Non-Invasive and Mechanism-Based Molecular Assessment of Endometrial Receptivity During the Window of Implantation: Current Concepts and Future Prospective Testing Directions

Abstract

Suboptimal endometrial receptivity and altered embryo-endometrial crosstalk account for approximately two-thirds of human implantation failures. Current tests of the window of implantation, such as endometrial thickness measurements and the endometrial receptivity assay, do not consistently improve clinical outcomes as measured by live birth rates. Understanding the mechanisms regulating the endometrial receptivity during the window of implantation is a critical step toward developing clinically meaningful tests. In this narrative review, the available literature is evaluated regarding mechanisms that regulate the endometrial receptivity during the window of implantation and the current tests developed. Overall, both animal and human studies point to five possible and interrelated mechanisms regulating the endometrial window of implantation: suitable synchrony between endometrial cells, adequate synchrony between the endometrium and the embryo, standard progesterone signaling and endometrial responses to progesterone, silent genetic variations, and typical morphological characteristics of the endometrial glands.

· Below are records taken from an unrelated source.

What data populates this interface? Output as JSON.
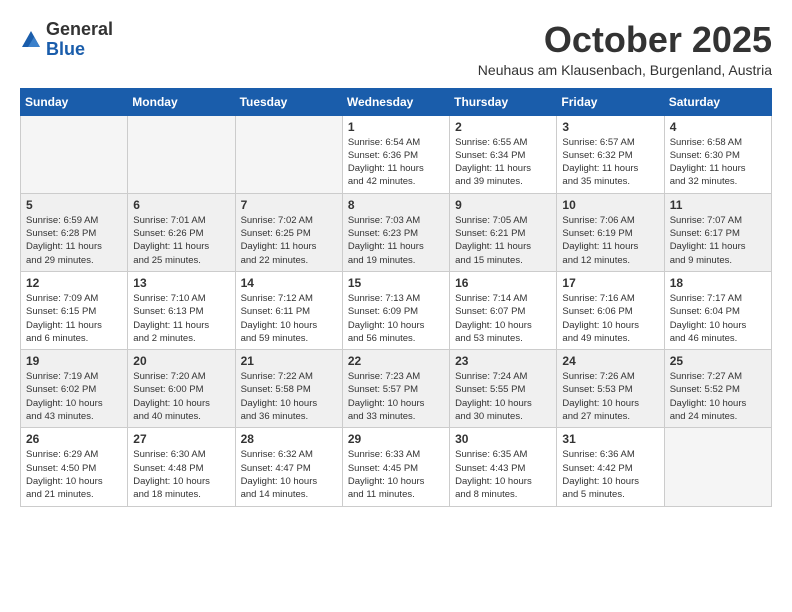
{
  "logo": {
    "general": "General",
    "blue": "Blue"
  },
  "header": {
    "month": "October 2025",
    "location": "Neuhaus am Klausenbach, Burgenland, Austria"
  },
  "weekdays": [
    "Sunday",
    "Monday",
    "Tuesday",
    "Wednesday",
    "Thursday",
    "Friday",
    "Saturday"
  ],
  "weeks": [
    [
      {
        "day": "",
        "info": ""
      },
      {
        "day": "",
        "info": ""
      },
      {
        "day": "",
        "info": ""
      },
      {
        "day": "1",
        "info": "Sunrise: 6:54 AM\nSunset: 6:36 PM\nDaylight: 11 hours\nand 42 minutes."
      },
      {
        "day": "2",
        "info": "Sunrise: 6:55 AM\nSunset: 6:34 PM\nDaylight: 11 hours\nand 39 minutes."
      },
      {
        "day": "3",
        "info": "Sunrise: 6:57 AM\nSunset: 6:32 PM\nDaylight: 11 hours\nand 35 minutes."
      },
      {
        "day": "4",
        "info": "Sunrise: 6:58 AM\nSunset: 6:30 PM\nDaylight: 11 hours\nand 32 minutes."
      }
    ],
    [
      {
        "day": "5",
        "info": "Sunrise: 6:59 AM\nSunset: 6:28 PM\nDaylight: 11 hours\nand 29 minutes."
      },
      {
        "day": "6",
        "info": "Sunrise: 7:01 AM\nSunset: 6:26 PM\nDaylight: 11 hours\nand 25 minutes."
      },
      {
        "day": "7",
        "info": "Sunrise: 7:02 AM\nSunset: 6:25 PM\nDaylight: 11 hours\nand 22 minutes."
      },
      {
        "day": "8",
        "info": "Sunrise: 7:03 AM\nSunset: 6:23 PM\nDaylight: 11 hours\nand 19 minutes."
      },
      {
        "day": "9",
        "info": "Sunrise: 7:05 AM\nSunset: 6:21 PM\nDaylight: 11 hours\nand 15 minutes."
      },
      {
        "day": "10",
        "info": "Sunrise: 7:06 AM\nSunset: 6:19 PM\nDaylight: 11 hours\nand 12 minutes."
      },
      {
        "day": "11",
        "info": "Sunrise: 7:07 AM\nSunset: 6:17 PM\nDaylight: 11 hours\nand 9 minutes."
      }
    ],
    [
      {
        "day": "12",
        "info": "Sunrise: 7:09 AM\nSunset: 6:15 PM\nDaylight: 11 hours\nand 6 minutes."
      },
      {
        "day": "13",
        "info": "Sunrise: 7:10 AM\nSunset: 6:13 PM\nDaylight: 11 hours\nand 2 minutes."
      },
      {
        "day": "14",
        "info": "Sunrise: 7:12 AM\nSunset: 6:11 PM\nDaylight: 10 hours\nand 59 minutes."
      },
      {
        "day": "15",
        "info": "Sunrise: 7:13 AM\nSunset: 6:09 PM\nDaylight: 10 hours\nand 56 minutes."
      },
      {
        "day": "16",
        "info": "Sunrise: 7:14 AM\nSunset: 6:07 PM\nDaylight: 10 hours\nand 53 minutes."
      },
      {
        "day": "17",
        "info": "Sunrise: 7:16 AM\nSunset: 6:06 PM\nDaylight: 10 hours\nand 49 minutes."
      },
      {
        "day": "18",
        "info": "Sunrise: 7:17 AM\nSunset: 6:04 PM\nDaylight: 10 hours\nand 46 minutes."
      }
    ],
    [
      {
        "day": "19",
        "info": "Sunrise: 7:19 AM\nSunset: 6:02 PM\nDaylight: 10 hours\nand 43 minutes."
      },
      {
        "day": "20",
        "info": "Sunrise: 7:20 AM\nSunset: 6:00 PM\nDaylight: 10 hours\nand 40 minutes."
      },
      {
        "day": "21",
        "info": "Sunrise: 7:22 AM\nSunset: 5:58 PM\nDaylight: 10 hours\nand 36 minutes."
      },
      {
        "day": "22",
        "info": "Sunrise: 7:23 AM\nSunset: 5:57 PM\nDaylight: 10 hours\nand 33 minutes."
      },
      {
        "day": "23",
        "info": "Sunrise: 7:24 AM\nSunset: 5:55 PM\nDaylight: 10 hours\nand 30 minutes."
      },
      {
        "day": "24",
        "info": "Sunrise: 7:26 AM\nSunset: 5:53 PM\nDaylight: 10 hours\nand 27 minutes."
      },
      {
        "day": "25",
        "info": "Sunrise: 7:27 AM\nSunset: 5:52 PM\nDaylight: 10 hours\nand 24 minutes."
      }
    ],
    [
      {
        "day": "26",
        "info": "Sunrise: 6:29 AM\nSunset: 4:50 PM\nDaylight: 10 hours\nand 21 minutes."
      },
      {
        "day": "27",
        "info": "Sunrise: 6:30 AM\nSunset: 4:48 PM\nDaylight: 10 hours\nand 18 minutes."
      },
      {
        "day": "28",
        "info": "Sunrise: 6:32 AM\nSunset: 4:47 PM\nDaylight: 10 hours\nand 14 minutes."
      },
      {
        "day": "29",
        "info": "Sunrise: 6:33 AM\nSunset: 4:45 PM\nDaylight: 10 hours\nand 11 minutes."
      },
      {
        "day": "30",
        "info": "Sunrise: 6:35 AM\nSunset: 4:43 PM\nDaylight: 10 hours\nand 8 minutes."
      },
      {
        "day": "31",
        "info": "Sunrise: 6:36 AM\nSunset: 4:42 PM\nDaylight: 10 hours\nand 5 minutes."
      },
      {
        "day": "",
        "info": ""
      }
    ]
  ]
}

The biological basis of current clinical markers or tests of window of implantation is poor. Future studies to elucidate the mechanisms shaping the window of implantation and to investigate the potential markers based on these mechanisms are required. In addition, molecular testing of the endometrium at single-cell resolution should be an initial step toward developing clinically meaningful tests for the optimal window of implantation. As understanding of the optimal window of implantation continues to evolve, one can envision the future development of non-invasive, mechanism-based testing of the window of implantation.